Hospital bosses counter that greedy, profit-driven insurers are forcing them to cut costs by cutting treatment. NNU responds with studies revealing the multimillion-dollar salaries of honchos, the profits made by their institutions, and hospital overcharges for basic procedures, all while working RNs to the bone, especially during the coronavirus pandemic.

Indeed, one of the themes of the demonstrations was the growing need for safe staff to deal with yet another onslaught of multiple airborne diseases – what the union calls “a quad-demic” – as hospitals put profits on patients .

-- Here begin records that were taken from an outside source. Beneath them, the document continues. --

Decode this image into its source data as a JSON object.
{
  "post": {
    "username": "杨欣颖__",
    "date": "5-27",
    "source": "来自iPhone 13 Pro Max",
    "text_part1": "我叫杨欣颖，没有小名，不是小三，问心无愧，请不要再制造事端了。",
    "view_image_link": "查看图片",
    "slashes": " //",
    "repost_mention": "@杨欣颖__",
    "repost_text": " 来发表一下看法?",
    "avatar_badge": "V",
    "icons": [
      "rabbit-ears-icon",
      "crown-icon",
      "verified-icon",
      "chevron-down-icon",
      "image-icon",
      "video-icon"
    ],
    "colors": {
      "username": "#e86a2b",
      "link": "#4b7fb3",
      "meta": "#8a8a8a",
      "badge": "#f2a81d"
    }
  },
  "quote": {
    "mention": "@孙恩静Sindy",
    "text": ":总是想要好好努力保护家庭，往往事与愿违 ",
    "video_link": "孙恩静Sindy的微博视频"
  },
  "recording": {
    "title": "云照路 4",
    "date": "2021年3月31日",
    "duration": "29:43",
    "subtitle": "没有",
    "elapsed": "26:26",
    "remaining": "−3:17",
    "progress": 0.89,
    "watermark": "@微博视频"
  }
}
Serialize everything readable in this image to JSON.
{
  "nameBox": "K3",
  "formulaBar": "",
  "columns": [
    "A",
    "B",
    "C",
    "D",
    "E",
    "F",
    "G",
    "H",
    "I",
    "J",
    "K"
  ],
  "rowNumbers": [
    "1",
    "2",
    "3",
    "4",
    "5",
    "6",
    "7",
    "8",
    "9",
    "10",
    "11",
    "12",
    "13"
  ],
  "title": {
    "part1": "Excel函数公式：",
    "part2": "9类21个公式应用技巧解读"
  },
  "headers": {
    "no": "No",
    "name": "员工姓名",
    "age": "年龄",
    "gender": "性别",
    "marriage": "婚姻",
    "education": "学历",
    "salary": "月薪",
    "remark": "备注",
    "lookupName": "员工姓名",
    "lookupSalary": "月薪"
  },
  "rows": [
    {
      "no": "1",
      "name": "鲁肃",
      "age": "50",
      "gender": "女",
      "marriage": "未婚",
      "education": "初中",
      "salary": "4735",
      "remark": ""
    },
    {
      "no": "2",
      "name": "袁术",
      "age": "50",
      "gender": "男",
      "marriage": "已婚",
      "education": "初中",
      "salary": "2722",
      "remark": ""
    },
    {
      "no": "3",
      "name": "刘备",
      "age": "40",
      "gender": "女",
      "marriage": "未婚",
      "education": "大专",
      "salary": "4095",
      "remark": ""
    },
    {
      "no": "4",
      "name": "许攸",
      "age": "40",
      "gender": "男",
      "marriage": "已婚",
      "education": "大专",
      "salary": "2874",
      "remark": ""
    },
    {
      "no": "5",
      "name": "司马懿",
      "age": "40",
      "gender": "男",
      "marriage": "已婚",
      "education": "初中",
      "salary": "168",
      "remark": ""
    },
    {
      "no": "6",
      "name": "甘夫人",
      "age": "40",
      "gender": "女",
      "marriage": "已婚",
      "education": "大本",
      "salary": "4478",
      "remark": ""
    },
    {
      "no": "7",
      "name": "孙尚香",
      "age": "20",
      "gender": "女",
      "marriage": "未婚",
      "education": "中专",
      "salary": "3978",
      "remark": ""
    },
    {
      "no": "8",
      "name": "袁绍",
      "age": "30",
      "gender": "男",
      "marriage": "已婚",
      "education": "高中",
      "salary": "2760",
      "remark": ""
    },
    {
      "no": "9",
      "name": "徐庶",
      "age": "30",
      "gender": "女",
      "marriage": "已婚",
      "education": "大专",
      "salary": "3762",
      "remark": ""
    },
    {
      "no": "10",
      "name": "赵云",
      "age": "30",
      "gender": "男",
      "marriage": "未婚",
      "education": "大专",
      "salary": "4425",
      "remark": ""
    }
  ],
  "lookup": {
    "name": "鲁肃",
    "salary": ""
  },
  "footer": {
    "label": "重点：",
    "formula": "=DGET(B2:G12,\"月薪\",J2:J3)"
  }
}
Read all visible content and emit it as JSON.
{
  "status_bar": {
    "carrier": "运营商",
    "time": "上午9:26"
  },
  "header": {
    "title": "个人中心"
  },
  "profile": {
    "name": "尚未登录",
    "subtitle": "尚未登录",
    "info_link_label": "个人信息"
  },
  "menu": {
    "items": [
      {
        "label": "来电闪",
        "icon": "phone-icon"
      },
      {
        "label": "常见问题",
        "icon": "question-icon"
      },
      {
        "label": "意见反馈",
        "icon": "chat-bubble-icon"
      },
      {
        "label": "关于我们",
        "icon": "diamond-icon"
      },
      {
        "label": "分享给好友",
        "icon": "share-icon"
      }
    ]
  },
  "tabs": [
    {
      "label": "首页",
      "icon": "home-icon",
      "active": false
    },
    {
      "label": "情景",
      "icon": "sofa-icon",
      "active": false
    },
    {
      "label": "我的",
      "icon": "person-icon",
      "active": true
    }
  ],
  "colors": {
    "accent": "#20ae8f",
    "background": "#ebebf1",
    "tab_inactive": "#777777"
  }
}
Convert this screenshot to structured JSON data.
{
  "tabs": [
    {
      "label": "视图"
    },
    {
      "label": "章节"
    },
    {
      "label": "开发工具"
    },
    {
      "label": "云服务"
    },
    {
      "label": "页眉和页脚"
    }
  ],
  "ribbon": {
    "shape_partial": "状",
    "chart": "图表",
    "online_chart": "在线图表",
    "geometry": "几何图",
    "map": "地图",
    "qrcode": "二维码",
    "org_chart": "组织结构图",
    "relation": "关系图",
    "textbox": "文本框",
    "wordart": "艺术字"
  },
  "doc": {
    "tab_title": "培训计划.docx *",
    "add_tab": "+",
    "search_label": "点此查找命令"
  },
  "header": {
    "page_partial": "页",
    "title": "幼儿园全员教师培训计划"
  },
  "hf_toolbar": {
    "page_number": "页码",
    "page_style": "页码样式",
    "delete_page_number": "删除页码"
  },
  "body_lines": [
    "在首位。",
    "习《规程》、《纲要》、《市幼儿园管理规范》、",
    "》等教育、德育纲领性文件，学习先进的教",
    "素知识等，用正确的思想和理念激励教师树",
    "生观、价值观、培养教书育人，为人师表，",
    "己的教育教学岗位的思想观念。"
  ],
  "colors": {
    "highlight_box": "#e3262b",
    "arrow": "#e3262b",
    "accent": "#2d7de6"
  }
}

“This winter’s surge in patients with RSV, influenza and Covid-19 (coronavirus) has led to crisis conditions due to a decade-long campaign by hospitals to reduce inpatient beds, particularly in pediatric units and in units deemed less profitable, and in understaffed units to maximize profits,” the union said announcing the protests.

“We are the most trusted profession in America because we do everything in our power to care for our patients, both at the bedside and on the street to fight corporate greed,” said NNU Executive Director Bonnie Castillo, RN. “On our National Day of Action, NNU members are campaigning for staffing models that adequately protect patients, nurses and our communities from public health crises.”